[A Second Book of Operas by Henry Edward Krehbiel]@TWC D-Link book
A Second Book of Operas

CHAPTER XIV
6/11

It had been known as a spoken play for twelve years and three of its musical numbers--the overture and two pieces of between-acts music--had been in local concert-lists for the same length of time.

The play had been presented with incidental music for many of the scenes as well as the overture and entr'actes in 1898 in an extremely interesting production at the Irving Place Theatre, then under the direction of Heinrich Conried, in which Agnes Sorma and Rudolf Christians had carried the principal parts.

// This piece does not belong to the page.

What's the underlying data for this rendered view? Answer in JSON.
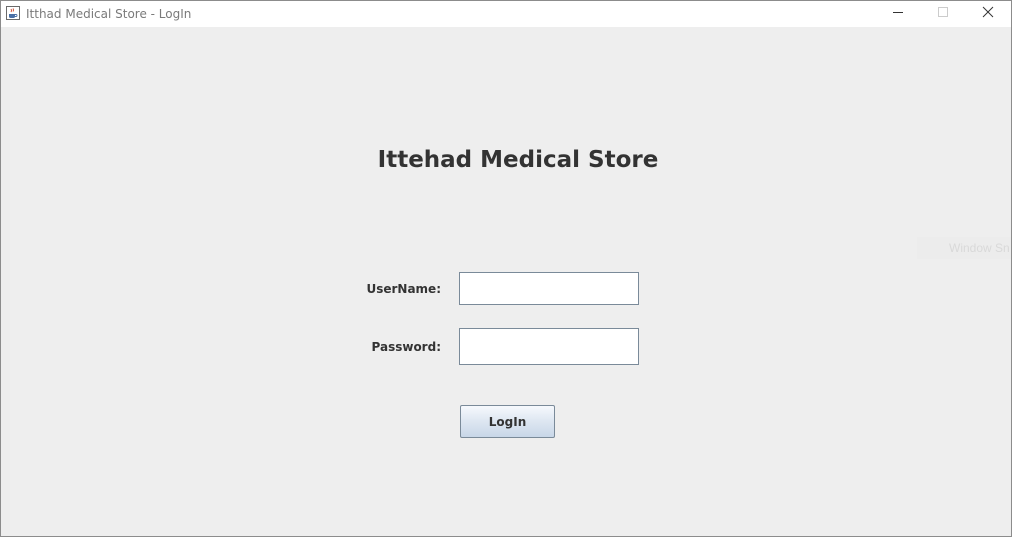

It came back four years later in an English version at the Herald Square Theatre, but neither in the German nor the English performance was it vouchsafed us to realize what had been the purpose of the author of the play and the composer of the music.
The author, who calls herself Ernst Rosmer, is a woman, daughter of Heinrich Forges, for many years a factotum at the Bayreuth festivals.
It was her father's devotion to Wagner which gave her the name of Elsa.
She married a lawyer and litterateur in Munich named Bernstein, and has written a number of plays besides "Konigskinder," which she published in 1895, and afterward asked Herr Humperdinck (not yet a royal Prussian professor, but a simple musician, who had made essays in criticisms and tried to make a composer out of Siegfried Wagner) to provide with incidental music.

Mr.Humperdinck took his task seriously.

The play, with some incidental music, was two years old before Mr.Humperdinck had his overture ready.